"Can you hear me?" Police in several states are urging people to avoid answering this simple question from a phone number they do not know.
Authorities in Virginia say the question is aimed at getting unsuspecting victims to say "yes" -- an answer the frauster then records as a way to authorize charges on a phone, utility or credit card bill.
The scam is a variation of one that began late last year, according to law enforcement.
"You say 'yes,' it gets recorded and they say that you have agreed to something,” Susan Grant, director of consumer protection and privacy for the Consumer Federation of America, told CBS News. “I know that people think it’s impolite to hang up, but it’s a good strategy.”
The Pittsburgh Better Business Bureau (BBB) reported in October that it was receiving consumer complaints, citing unsolicited automated calls from "an employee" of a home security agency, cruise line, or social security firm.

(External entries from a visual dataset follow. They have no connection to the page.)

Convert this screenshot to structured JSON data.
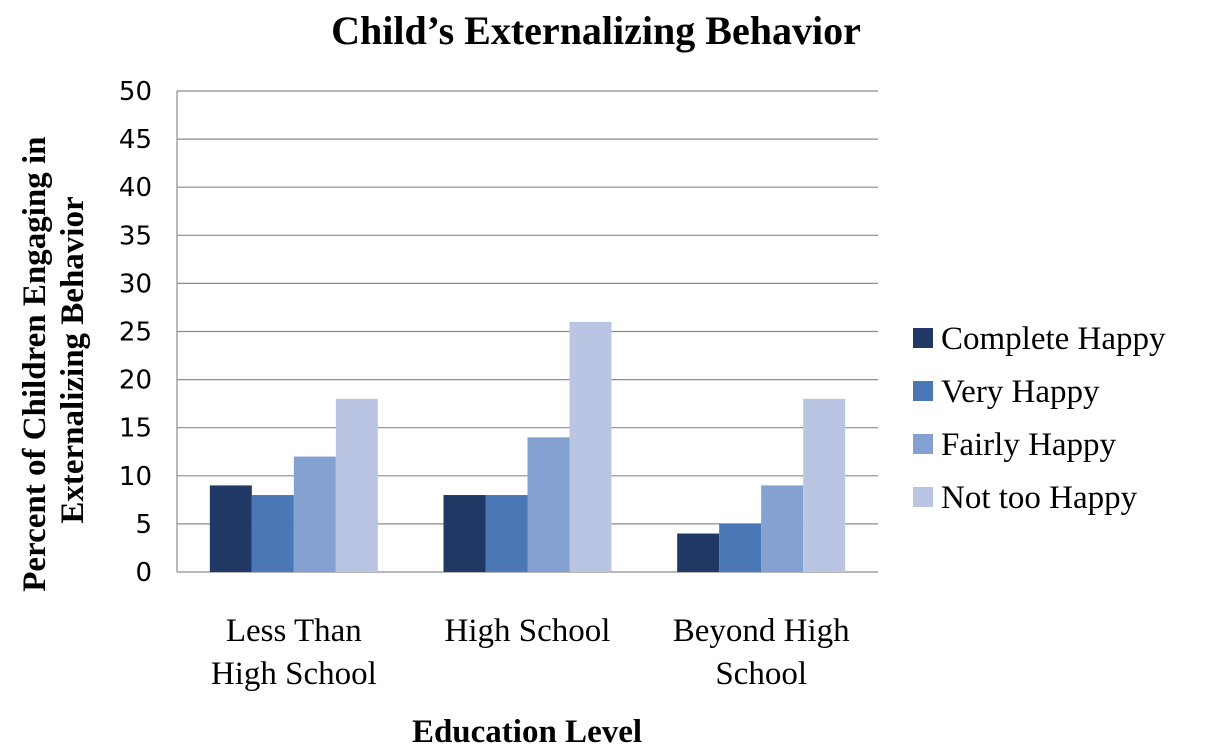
{
  "chart_data": {
    "type": "bar",
    "title": "Child’s Externalizing Behavior",
    "xlabel": "Education Level",
    "ylabel_lines": [
      "Percent of Children Engaging in",
      "Externalizing Behavior"
    ],
    "categories": [
      [
        "Less Than",
        "High School"
      ],
      [
        "High School"
      ],
      [
        "Beyond High",
        "School"
      ]
    ],
    "series": [
      {
        "name": "Complete Happy",
        "color": "#1f3864",
        "values": [
          9,
          8,
          4
        ]
      },
      {
        "name": "Very Happy",
        "color": "#4a78b7",
        "values": [
          8,
          8,
          5
        ]
      },
      {
        "name": "Fairly Happy",
        "color": "#84a1d2",
        "values": [
          12,
          14,
          9
        ]
      },
      {
        "name": "Not too Happy",
        "color": "#b9c5e3",
        "values": [
          18,
          26,
          18
        ]
      }
    ],
    "ylim": [
      0,
      50
    ],
    "yticks": [
      0,
      5,
      10,
      15,
      20,
      25,
      30,
      35,
      40,
      45,
      50
    ],
    "grid": true,
    "gridline_color": "#8c8c8c",
    "legend_position": "right"
  }
}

In those phone calls, scammers were using phrases like, "Are you the lady of the house?"; "Do you pay the household telephone bills?"; or "Are you the homeowner?"
Similar calls are now being reported in Virginia -- with criminals asking the question, "Can you hear me?"
"Usually it has a familiar area code," Officer Jo Ann Hughes with the Norfolk Police Department told WTKR-TV.
“That kind of warms you up,” Hughes told the station, warning that those on the receiving end should hang up the phone immediately.
In many cases, scammers will play back a person's verbal confirmation and threaten to take legal action if they try to deny the charges.
“A lot of times, victims do not want to come forward because they are embarrassed. They feel like, ‘It was my fault. I should have known better,’ and they are just embarrassed by it all together. So we do not get a whole lot of reports, unfortunately,” Hughes told the station.